The Master Peace International team believes that gender inequality is significantly related to violence in this culture. Gender equality is therefore essential in achieving peace. The way that we plan to reach our goal is by empowering women through education and economic freedom. We have already made great strides in the region in our ability to attract girls to one of the schools where we are piloting our conflict resolution program. Pongborong Primary School, consisting of grades one through seven, nearly eight hundred students and populated by previous Kakuma Camp Refugees (the “Lost Boys and Girls of Sudan”) has nearly fifty percent female enrollment. Mere female attendance in the school has the effect of breaking previous female social roles. The boys and girls alike can experience equal educational opportunities. We also plan to have the girls participate in the other programs that we will be piloting in the school. For instance, the girls will be able to receive Emergency Medical Technician training, which could have a great impact on the health of the community as women function as caregivers.
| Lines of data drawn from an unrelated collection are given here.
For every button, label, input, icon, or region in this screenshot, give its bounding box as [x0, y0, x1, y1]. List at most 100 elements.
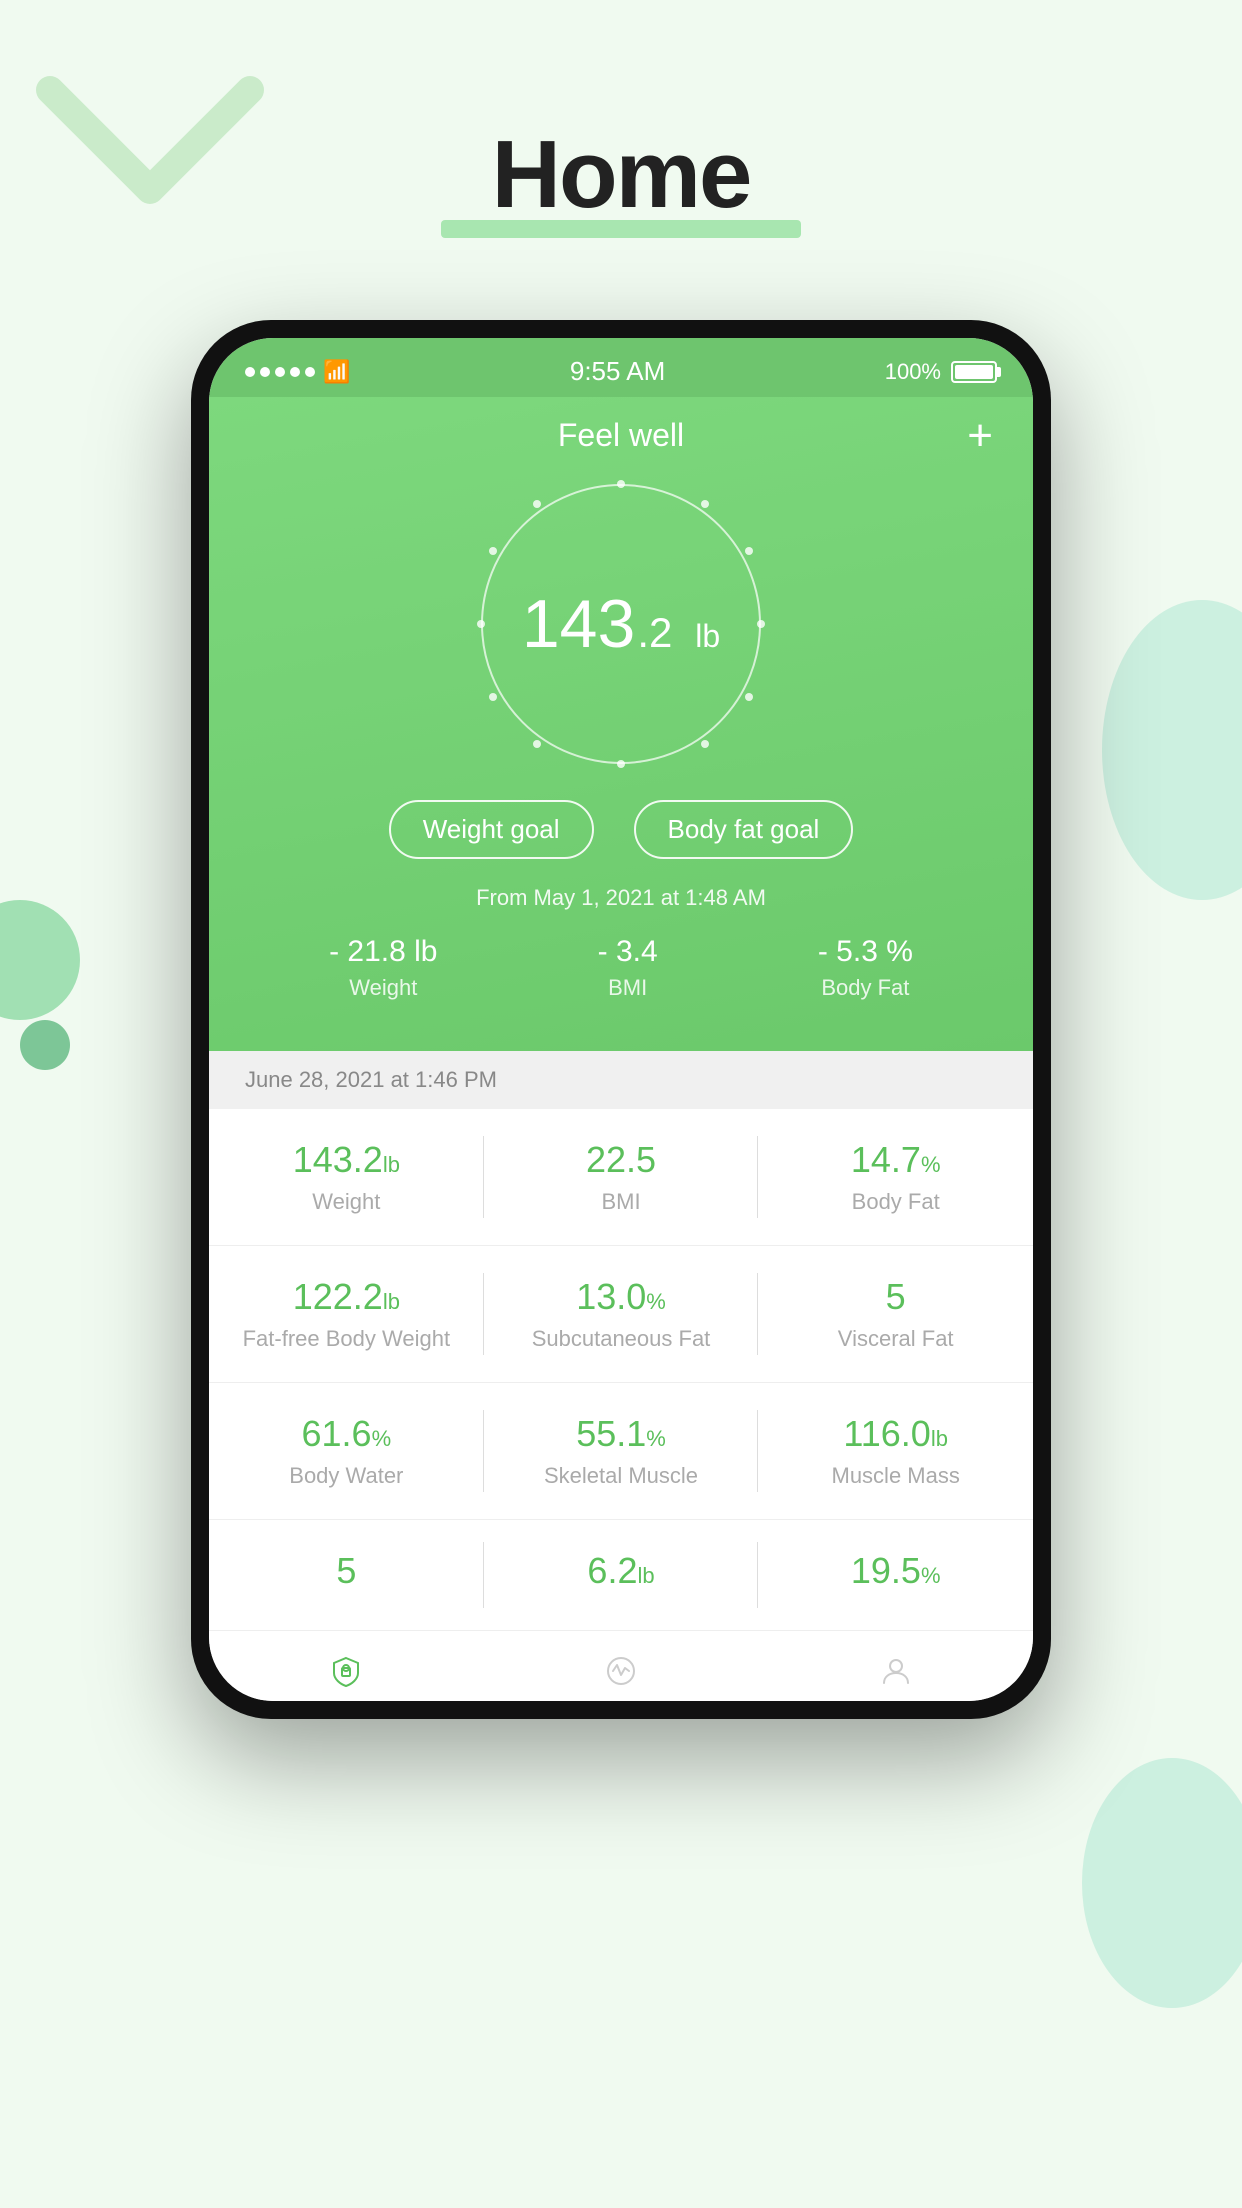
battery-bar [951, 361, 997, 383]
metric-muscle-mass-value: 116.0lb [768, 1413, 1023, 1455]
wifi-icon: 📶 [323, 359, 350, 385]
phone-screen: 📶 9:55 AM 100% Feel well + [209, 338, 1033, 1701]
date-separator: June 28, 2021 at 1:46 PM [209, 1051, 1033, 1109]
status-time: 9:55 AM [570, 356, 665, 387]
green-header: Feel well + [209, 397, 1033, 1051]
metric-r4-col3-value: 19.5% [768, 1550, 1023, 1592]
metric-bodyfat-value: 14.7% [768, 1139, 1023, 1181]
metric-bodyfat-label: Body Fat [768, 1189, 1023, 1215]
bg-blob-right [1102, 600, 1242, 900]
metric-r4-col3[interactable]: 19.5% [758, 1520, 1033, 1630]
metric-visceral[interactable]: 5 Visceral Fat [758, 1246, 1033, 1382]
metrics-section: 143.2lb Weight 22.5 BMI 14.7% [209, 1109, 1033, 1630]
metric-muscle-mass-label: Muscle Mass [768, 1463, 1023, 1489]
metric-weight-value: 143.2lb [219, 1139, 474, 1181]
status-left: 📶 [245, 359, 350, 385]
page-title-section: Home [0, 0, 1242, 238]
nav-item-activity[interactable] [601, 1651, 641, 1691]
weight-unit: lb [695, 618, 720, 655]
metrics-row-2: 122.2lb Fat-free Body Weight 13.0% Subcu… [209, 1246, 1033, 1383]
circle-dot-11 [533, 500, 541, 508]
page-title: Home [492, 120, 751, 230]
metric-muscle-mass[interactable]: 116.0lb Muscle Mass [758, 1383, 1033, 1519]
circle-dot-0 [617, 480, 625, 488]
stat-bodyfat: - 5.3 % Body Fat [818, 935, 913, 1001]
bottom-nav [209, 1630, 1033, 1701]
weight-value-display: 143.2 lb [522, 585, 720, 663]
metric-subcut-fat[interactable]: 13.0% Subcutaneous Fat [484, 1246, 759, 1382]
metric-body-water-label: Body Water [219, 1463, 474, 1489]
phone-wrapper: 📶 9:55 AM 100% Feel well + [191, 320, 1051, 1719]
weight-goal-button[interactable]: Weight goal [389, 800, 594, 859]
metric-fatfree-label: Fat-free Body Weight [219, 1326, 474, 1352]
stat-weight-value: - 21.8 lb [329, 935, 437, 969]
metric-weight-label: Weight [219, 1189, 474, 1215]
body-fat-goal-button[interactable]: Body fat goal [634, 800, 854, 859]
circle-dot-9 [477, 620, 485, 628]
metric-bmi-label: BMI [494, 1189, 749, 1215]
metric-weight[interactable]: 143.2lb Weight [209, 1109, 484, 1245]
circle-dot-4 [745, 693, 753, 701]
stat-bodyfat-value: - 5.3 % [818, 935, 913, 969]
goal-buttons: Weight goal Body fat goal [249, 800, 993, 859]
metric-body-water-value: 61.6% [219, 1413, 474, 1455]
from-date-label: From May 1, 2021 at 1:48 AM [249, 885, 993, 911]
metric-r4-col1[interactable]: 5 [209, 1520, 484, 1630]
metric-bmi-value: 22.5 [494, 1139, 749, 1181]
metrics-row-3: 61.6% Body Water 55.1% Skeletal Muscle 1… [209, 1383, 1033, 1520]
weight-decimal: .2 [637, 609, 672, 657]
metric-subcut-label: Subcutaneous Fat [494, 1326, 749, 1352]
circle-dot-1 [701, 500, 709, 508]
battery-fill [955, 365, 993, 379]
person-icon [876, 1651, 916, 1691]
signal-dot-1 [245, 367, 255, 377]
metric-r4-col2[interactable]: 6.2lb [484, 1520, 759, 1630]
circle-dot-10 [489, 547, 497, 555]
metrics-row-1: 143.2lb Weight 22.5 BMI 14.7% [209, 1109, 1033, 1246]
status-bar: 📶 9:55 AM 100% [209, 338, 1033, 397]
nav-item-home[interactable] [326, 1651, 366, 1691]
signal-dots [245, 367, 315, 377]
stat-bmi-label: BMI [598, 975, 658, 1001]
nav-item-profile[interactable] [876, 1651, 916, 1691]
circle-dot-6 [617, 760, 625, 768]
signal-dot-3 [275, 367, 285, 377]
add-button[interactable]: + [967, 414, 993, 458]
circle-dot-8 [489, 693, 497, 701]
signal-dot-2 [260, 367, 270, 377]
activity-icon [601, 1651, 641, 1691]
battery-percentage: 100% [885, 359, 941, 385]
weight-circle: 143.2 lb [481, 484, 761, 764]
metric-bodyfat[interactable]: 14.7% Body Fat [758, 1109, 1033, 1245]
phone-frame: 📶 9:55 AM 100% Feel well + [191, 320, 1051, 1719]
circle-dot-2 [745, 547, 753, 555]
metric-body-water[interactable]: 61.6% Body Water [209, 1383, 484, 1519]
metric-fatfree[interactable]: 122.2lb Fat-free Body Weight [209, 1246, 484, 1382]
stat-bodyfat-label: Body Fat [818, 975, 913, 1001]
signal-dot-4 [290, 367, 300, 377]
metric-r4-col1-value: 5 [219, 1550, 474, 1592]
metric-skeletal-label: Skeletal Muscle [494, 1463, 749, 1489]
weight-circle-container: 143.2 lb [249, 484, 993, 764]
bg-blob-bottom-right [1082, 1758, 1242, 2008]
bg-blob-left2 [20, 1020, 70, 1070]
circle-dot-5 [701, 740, 709, 748]
metric-skeletal[interactable]: 55.1% Skeletal Muscle [484, 1383, 759, 1519]
metric-skeletal-value: 55.1% [494, 1413, 749, 1455]
stat-bmi-value: - 3.4 [598, 935, 658, 969]
signal-dot-5 [305, 367, 315, 377]
metric-visceral-label: Visceral Fat [768, 1326, 1023, 1352]
stat-bmi: - 3.4 BMI [598, 935, 658, 1001]
metric-bmi[interactable]: 22.5 BMI [484, 1109, 759, 1245]
header-top: Feel well + [249, 417, 993, 454]
status-right: 100% [885, 359, 997, 385]
app-header-title: Feel well [558, 417, 684, 454]
stat-weight-label: Weight [329, 975, 437, 1001]
metric-fatfree-value: 122.2lb [219, 1276, 474, 1318]
metric-r4-col2-value: 6.2lb [494, 1550, 749, 1592]
metrics-row-4: 5 6.2lb 19.5% [209, 1520, 1033, 1630]
metric-visceral-value: 5 [768, 1276, 1023, 1318]
circle-dot-7 [533, 740, 541, 748]
shield-icon [326, 1651, 366, 1691]
circle-dot-3 [757, 620, 765, 628]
As well, the girls from the Pongborong School will have opportunities to work with the Master Peace International team project within the new peace building center which we have been invited to create at the new Southern Sudan University (Dr. Garang Institute) located in Bor. The Peacebuilding Center will provide opportunities for the girls and women in the community to become trained mediators- empowered to address the endemic violence in their communities. They will also have opportunities for ongoing education in emergency medical treatment and agricultural commerce, thus giving the women of these communities a voice in their communities and new direction in their lives.
As the founder of this Lehigh University Global Citizens partnership with Master Peace International, I have contributed to the project by creating a partnership between Master Peace International and several student groups-including Lehigh architects and engineers-who will be designing the buildings for these projects. I have also designed the agricultural demo farm/community garden project for both Master Peace International projects in Sudan. I look forward to working with the Heydenberks and the Lost Boys and Girls to create inclusive inter-tribal dialogues, helping these embattled communities create a new path to peaceful future and empowering women along the way.